Bemerkungen zum Symposium:

Was ist neu an der Musique concrète?

 Konkret wurde die Kunst, als sie abstrakt wurde. Der Begriff "konkret" wurde zuerst von Malern (u.a. Theo van Doesburg, Wassily Kandinsky) beansprucht für Gemälde, die nichts Gegenständliches mehr darstellten, sondern nur Farbe und Form sein wollten. Im Oktober 1948 wurden die ersten Stücke konkreter Musik vom französischen Rundfunk ausgestrahlt. Auch Pierre Schaeffer verwirklichte eine Auffassung, die den Klang selbst zum musikalischen Objekt machte, anstelle des Tons als Stellvertreter innerer Empfindungen.

Das Geräusch war seit den Tagen der Futuristen musikfähig und der Bruitismus zu einer regelrechten Bewegung geworden. Neu an den Études de bruits von Schaeffer war die Aufwertung von Alltagsgeräuschen, ihre durch das Grammophon möglich gewordene Speicherung, die den Klang körperlich greifbar und durch künstlerische Verfahren verwandelbar werden ließ. Neu war die Idee, Musik nur für Lautsprecher zu komponieren.

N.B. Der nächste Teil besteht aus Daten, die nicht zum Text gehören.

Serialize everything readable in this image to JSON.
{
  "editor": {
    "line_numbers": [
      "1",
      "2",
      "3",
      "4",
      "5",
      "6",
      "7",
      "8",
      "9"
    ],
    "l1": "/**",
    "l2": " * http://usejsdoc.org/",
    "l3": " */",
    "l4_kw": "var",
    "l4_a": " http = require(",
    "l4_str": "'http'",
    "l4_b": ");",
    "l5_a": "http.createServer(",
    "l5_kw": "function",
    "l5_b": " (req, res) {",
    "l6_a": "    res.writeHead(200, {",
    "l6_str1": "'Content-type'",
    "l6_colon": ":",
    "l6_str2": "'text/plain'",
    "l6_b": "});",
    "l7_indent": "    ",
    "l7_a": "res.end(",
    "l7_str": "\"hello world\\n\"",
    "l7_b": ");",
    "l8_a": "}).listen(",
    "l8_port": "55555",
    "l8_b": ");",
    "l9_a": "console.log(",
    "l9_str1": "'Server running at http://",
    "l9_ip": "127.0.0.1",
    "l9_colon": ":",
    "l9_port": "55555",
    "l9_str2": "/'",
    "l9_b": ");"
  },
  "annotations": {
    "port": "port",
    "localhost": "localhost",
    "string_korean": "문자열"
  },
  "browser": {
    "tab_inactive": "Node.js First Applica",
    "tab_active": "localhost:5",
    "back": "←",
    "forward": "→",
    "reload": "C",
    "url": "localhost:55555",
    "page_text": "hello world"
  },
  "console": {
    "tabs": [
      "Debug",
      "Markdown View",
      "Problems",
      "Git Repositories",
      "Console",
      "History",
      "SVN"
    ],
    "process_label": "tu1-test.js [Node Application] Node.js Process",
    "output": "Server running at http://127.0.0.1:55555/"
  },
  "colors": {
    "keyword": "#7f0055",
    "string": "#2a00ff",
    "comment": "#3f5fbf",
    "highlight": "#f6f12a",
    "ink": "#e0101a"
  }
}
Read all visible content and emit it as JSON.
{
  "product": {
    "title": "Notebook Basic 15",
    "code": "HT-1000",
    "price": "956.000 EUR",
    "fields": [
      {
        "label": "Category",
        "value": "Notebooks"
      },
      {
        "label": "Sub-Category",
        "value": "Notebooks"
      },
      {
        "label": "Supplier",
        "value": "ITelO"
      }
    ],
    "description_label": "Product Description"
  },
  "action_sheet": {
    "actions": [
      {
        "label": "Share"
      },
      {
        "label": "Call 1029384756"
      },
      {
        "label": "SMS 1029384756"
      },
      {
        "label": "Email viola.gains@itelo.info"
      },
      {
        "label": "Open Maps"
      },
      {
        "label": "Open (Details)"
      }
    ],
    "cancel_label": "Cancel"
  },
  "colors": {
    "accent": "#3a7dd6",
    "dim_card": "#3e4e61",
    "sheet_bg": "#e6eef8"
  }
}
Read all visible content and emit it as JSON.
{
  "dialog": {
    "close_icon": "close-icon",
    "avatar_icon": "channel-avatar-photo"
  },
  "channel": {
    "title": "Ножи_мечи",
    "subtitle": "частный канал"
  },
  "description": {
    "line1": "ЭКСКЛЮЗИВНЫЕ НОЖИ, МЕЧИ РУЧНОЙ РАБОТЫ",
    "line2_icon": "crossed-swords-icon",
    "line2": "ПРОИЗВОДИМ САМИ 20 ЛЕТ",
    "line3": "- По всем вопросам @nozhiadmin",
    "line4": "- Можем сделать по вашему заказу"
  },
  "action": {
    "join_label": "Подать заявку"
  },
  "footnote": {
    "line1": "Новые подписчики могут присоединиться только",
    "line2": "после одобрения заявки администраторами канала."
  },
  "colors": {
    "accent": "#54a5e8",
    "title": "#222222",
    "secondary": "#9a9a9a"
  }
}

Die Musique concrète markiert den Anfang des modernen Soundsamplings, den einer eigenständigen Radiokunst und des Sounddesigns. Mannigfaltige Anregungen sind von ihr auf musikalische Raumstücke und die Klangkunst ausgegangen. Das Symposium wird auf geschichtliche Hintergründe eingehen und sie mit Neuentwicklungen der Gegenwart verbinden. Einen wichtigen Aspekt stellt die Frage dar, welche neuen Rezeptionsformen eine Musik fordert, die nur zum Hören gedacht ist und nicht in traditioneller Weise analysiert werden kann. Und integriert sie nicht doch oft auch dem Hören visuelle Momente? – Umfassend kann ein zweitägiges Symposium nicht sein, aber vielleicht gedankenanregend.

 

Helga de la Motte-Haber

Hinweis: die Vorträge werden in einer gesonderten Publikation im PFAU-Verlag erscheinen.